The administration of preoperative radiation (Pre-Op) therapy for adenocarcinoma of the rectum is evolving. The prognostic value of nodal disease found after preoperative therapy is unclear. The purpose of this study is to evaluate the impact of Pre-Op therapy on nodal staging and thus prognosis in patients with operable cancer of the rectum. Retrospective review of 292 cases revealed that 20% (N = 58) received Pre-Op radiation and 33% (N = 97) received Post-Op radiation. Of the Pre-Op group 66% received 5-fluorouracil-based chemotherapy concomitantly (vs 48% Post-Op). Radiation dose averaged 50 Gy for both groups. Node-positive disease was found after Pre-Op therapy at a similar rate to that of Post-Op or surgery-only patients (45% vs 46%, P = 0.95). Fewer nodes were found in Pre-Op resection specimens (6.8 vs 10.0 nodes/specimen, P = 0.003), which altered the fraction of positive nodes (27% Pre-Op vs 18% Post-Op, P = 0.003). The N0 cases had better survival than N+ in both Pre-Op (80% vs 34%, P = 0.0001) and Post-Op (70% vs 40%, P = 0.02) groups. There was no significant difference in survival between Pre-Op versus Post-Op. Pre-Op chemoradiation improved patient survival over radiation alone and should be considered routinely with radiation therapy for rectal cancer. Pre-Op radiotherapy decreases the number of nodes recovered but does not influence the presence of nodal metastasis. Nodal disease remains a strong prognostic indicator of survival after Pre-Op radiation therapy.

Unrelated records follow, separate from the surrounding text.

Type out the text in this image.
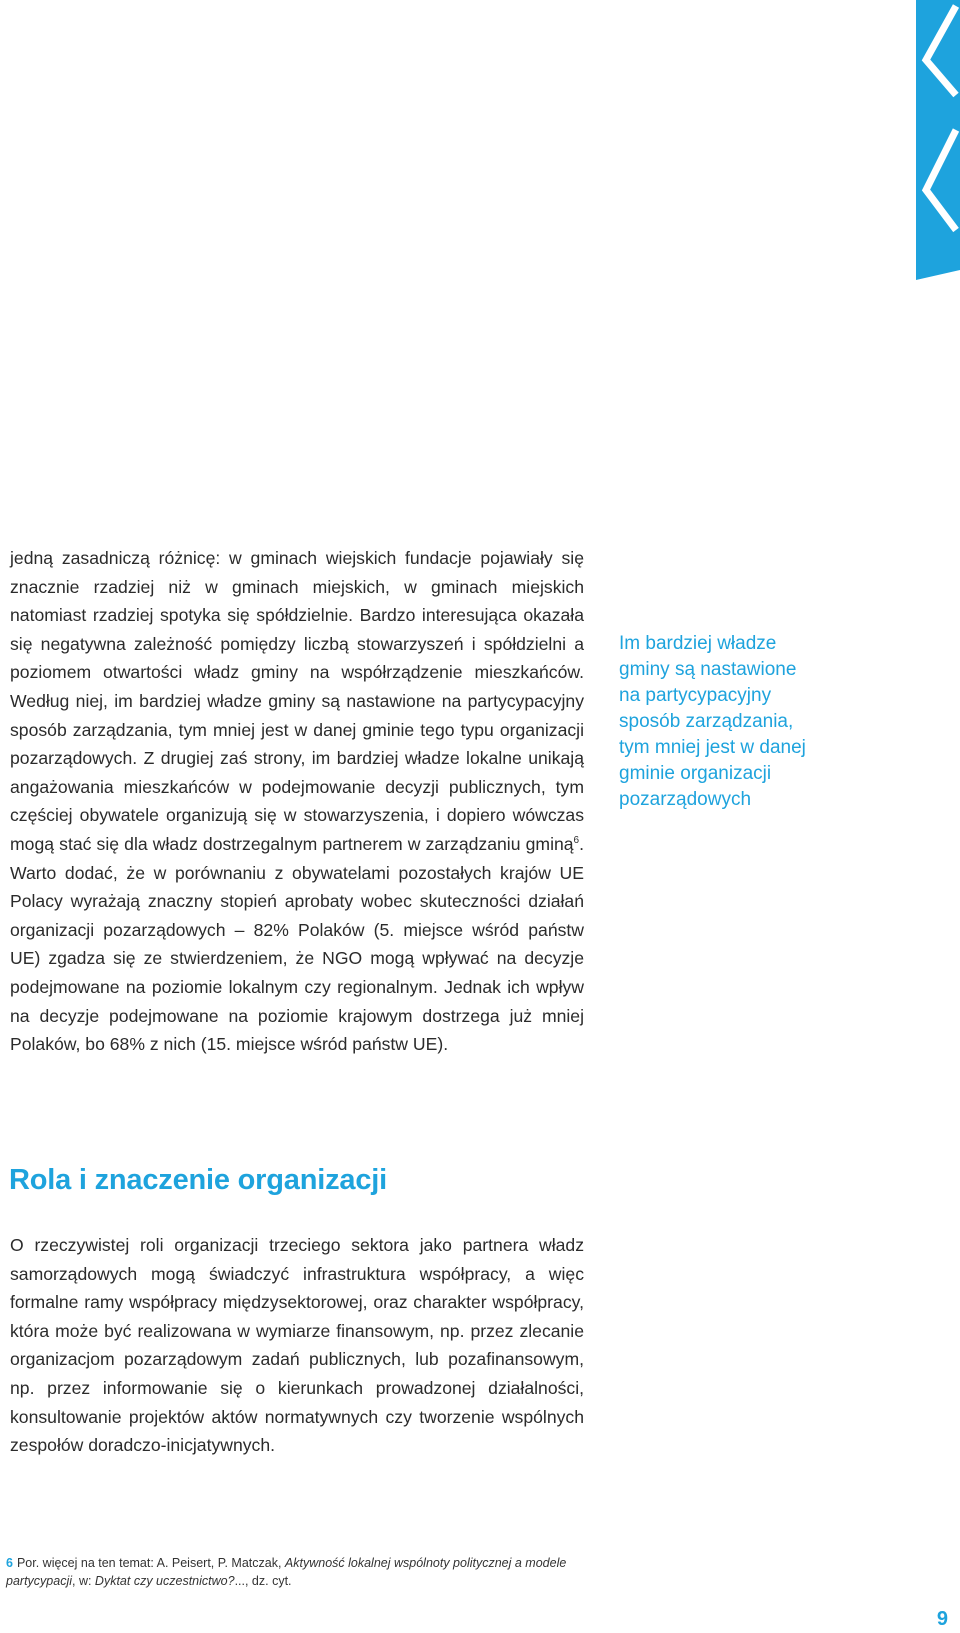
jedną zasadniczą różnicę: w gminach wiejskich fundacje pojawiały się znacznie rzadziej niż w gminach miejskich, w gminach miejskich natomiast rzadziej spotyka się spółdzielnie. Bardzo interesująca okazała się negatywna zależność pomiędzy liczbą stowarzyszeń i spółdzielni a poziomem otwartości władz gminy na współrządzenie mieszkańców. Według niej, im bardziej władze gminy są nastawione na partycypacyjny sposób zarządzania, tym mniej jest w danej gminie tego typu organizacji pozarządowych. Z drugiej zaś strony, im bardziej władze lokalne unikają angażowania mieszkańców w podejmowanie decyzji publicznych, tym częściej obywatele organizują się w stowarzyszenia, i dopiero wówczas mogą stać się dla władz dostrzegalnym partnerem w zarządzaniu gminą$^6$. Warto dodać, że w porównaniu z obywatelami pozostałych krajów UE Polacy wyrażają znaczny stopień aprobaty wobec skuteczności działań organizacji pozarządowych – 82% Polaków (5. miejsce wśród państw UE) zgadza się ze stwierdzeniem, że NGO mogą wpływać na decyzje podejmowane na poziomie lokalnym czy regionalnym. Jednak ich wpływ na decyzje podejmowane na poziomie krajowym dostrzega już mniej Polaków, bo 68% z nich (15. miejsce wśród państw UE).

Im bardziej władze
gminy są nastawione
na partycypacyjny
sposób zarządzania,
tym mniej jest w danej
gminie organizacji
pozarządowych
Rola i znaczenie organizacji

O rzeczywistej roli organizacji trzeciego sektora jako partnera władz samorządowych mogą świadczyć infrastruktura współpracy, a więc formalne ramy współpracy międzysektorowej, oraz charakter współpracy, która może być realizowana w wymiarze finansowym, np. przez zlecanie organizacjom pozarządowym zadań publicznych, lub pozafinansowym, np. przez informowanie się o kierunkach prowadzonej działalności, konsultowanie projektów aktów normatywnych czy tworzenie wspólnych zespołów doradczo-inicjatywnych.

6 Por. więcej na ten temat: A. Peisert, P. Matczak, Aktywność lokalnej wspólnoty politycznej a modele partycypacji, w: Dyktat czy uczestnictwo?..., dz. cyt.
9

直肠癌术前放疗的应用正在不断发展。术前治疗后发现的淋巴结疾病的预后价值尚不清楚。本研究的目的是评估术前治疗对可手术直肠癌患者淋巴结分期及预后的影响。对292例病例的回顾性分析显示,20%(N = 58)接受了术前放疗,33%(N = 97)接受了术后放疗。术前放疗组中66%同时接受了基于5-氟尿嘧啶的化疗(术后放疗组为48%)。两组的放疗剂量平均为50 Gy。术前治疗后发现淋巴结阳性疾病的发生率与术后放疗或单纯手术患者相似(45%对46%,P = 0.95)。术前切除标本中发现的淋巴结较少(6.8个/标本对10.0个/标本,P = 0.003),这改变了阳性淋巴结的比例(术前放疗组为27%,术后放疗组为18%,P = 0.003)。在术前放疗组和术后放疗组中,N0病例的生存率均高于N+病例(80%对34%,P = 0.0001;70%对40%,P = 0.02)。术前放疗与术后放疗的生存率无显著差异。术前同步放化疗比单纯放疗提高了患者生存率,应考虑将其作为直肠癌放疗的常规治疗方式。术前放疗减少了回收的淋巴结数量,但不影响淋巴结转移的存在。淋巴结疾病仍然是术前放疗后生存的一个强有力的预后指标。